The Emerging Role of GSK-3 Inhibitors as Promising Drug Candidates in NSCLC

Nova Southeastern University, Davie, Florida, USA

Objective. This study was conducted to assess the apoptotic role of GSK-3 inhibitors: BIO and CHIR 98014 against H460 K-Ras mutant (mut) and H1975 K-Ras wild type (wt) Non-small cell lung cancer (NSCLC) cells. Background. NSCLC accounts for 80% - 85% of lung cancers, with mutation of KRAS being the most frequent aberration. Our study was designed to determine the use of GSK-3 inhibitors as apoptotic inducers against NSCLC cells. Methods. In our study, the cell viability and cell proliferation of H460 and H1975 were measured using MTT and BrdU assay after 24, 48, and 72 h of BIO and CHIR 98014 treatments. Imaging studies to assess Reactive oxygen species (ROS), Mitochondrial Membrane Potential (MMP), and Caspase-3/7 cleavage were conducted.
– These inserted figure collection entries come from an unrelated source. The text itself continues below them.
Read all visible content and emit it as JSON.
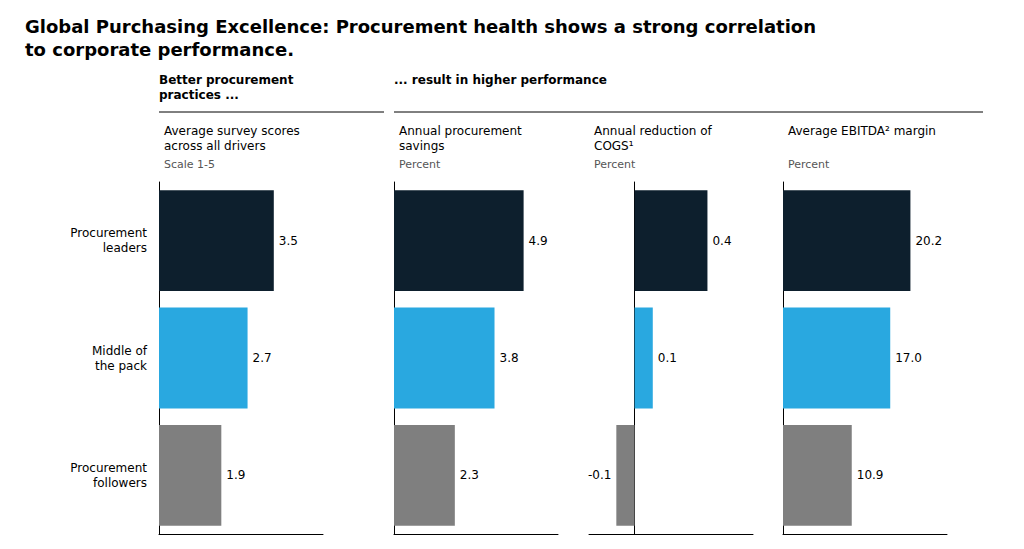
{
  "title": "Global Purchasing Excellence: Procurement health shows a strong correlation\nto corporate performance.",
  "annotations": [
    "Better procurement\npractices ...",
    "... result in higher performance"
  ],
  "chart_data": [
    {
      "type": "bar",
      "orientation": "horizontal",
      "title": "Average survey scores\nacross all drivers",
      "subtitle": "Scale 1-5",
      "categories": [
        "Procurement\nleaders",
        "Middle of\nthe pack",
        "Procurement\nfollowers"
      ],
      "values": [
        3.5,
        2.7,
        1.9
      ],
      "colors": [
        "#0d1f2d",
        "#29a8e0",
        "#7f7f7f"
      ],
      "xlim": [
        0,
        5.0
      ],
      "grid": false,
      "data_labels": true,
      "tick_labels": "y"
    },
    {
      "type": "bar",
      "orientation": "horizontal",
      "title": "Annual procurement\nsavings",
      "subtitle": "Percent",
      "categories": [
        "Procurement\nleaders",
        "Middle of\nthe pack",
        "Procurement\nfollowers"
      ],
      "values": [
        4.9,
        3.8,
        2.3
      ],
      "colors": [
        "#0d1f2d",
        "#29a8e0",
        "#7f7f7f"
      ],
      "xlim": [
        0,
        6.2
      ],
      "grid": false,
      "data_labels": true,
      "tick_labels": false
    },
    {
      "type": "bar",
      "orientation": "horizontal",
      "title": "Annual reduction of\nCOGS¹",
      "subtitle": "Percent",
      "categories": [
        "Procurement\nleaders",
        "Middle of\nthe pack",
        "Procurement\nfollowers"
      ],
      "values": [
        0.4,
        0.1,
        -0.1
      ],
      "colors": [
        "#0d1f2d",
        "#29a8e0",
        "#7f7f7f"
      ],
      "xlim": [
        -0.25,
        0.65
      ],
      "grid": false,
      "data_labels": true,
      "tick_labels": false
    },
    {
      "type": "bar",
      "orientation": "horizontal",
      "title": "Average EBITDA² margin",
      "subtitle": "Percent",
      "categories": [
        "Procurement\nleaders",
        "Middle of\nthe pack",
        "Procurement\nfollowers"
      ],
      "values": [
        20.2,
        17.0,
        10.9
      ],
      "value_labels": [
        "20.2",
        "17.0",
        "10.9"
      ],
      "colors": [
        "#0d1f2d",
        "#29a8e0",
        "#7f7f7f"
      ],
      "xlim": [
        0,
        26.0
      ],
      "grid": false,
      "data_labels": true,
      "tick_labels": false
    }
  ]
}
The trans-endothelial migratory assay was conducted to assess the potential of BIO and CHIR 98014 for inhibiting cancer metastasis. Western blot analysis was conducted for measuring pGSK-3, phospho-p53, p21, XIAP, BAX, LC3B, Caspase-3, and Caspase-9 levels. Results. GSK-3 inhibitors significantly reduced the cell viability after 24 h treatment in H1975 compared to H460 cells. In addition, BIO and CHIR 98014 demonstrated significant upregulation of ROS levels, while decreasing its mitochondrial membrane potential, leading to cleavage of Caspase-3, 7, and 9. Interestingly, a significant elevation of phospho-p53, p21, and LC3B levels was observed with BIO and CHIR 98014 treatments. Conclusion. Our results indicated that GSK-3 inhibitors were able to induce cell death by activating both extrinsic and intrinsic apoptotic pathways. Grants. This study was funded by the PFRDG grant 334818 and the financial support from the Royal Dames of Cancer Research Inc., Ft. Lauderdale, Florida.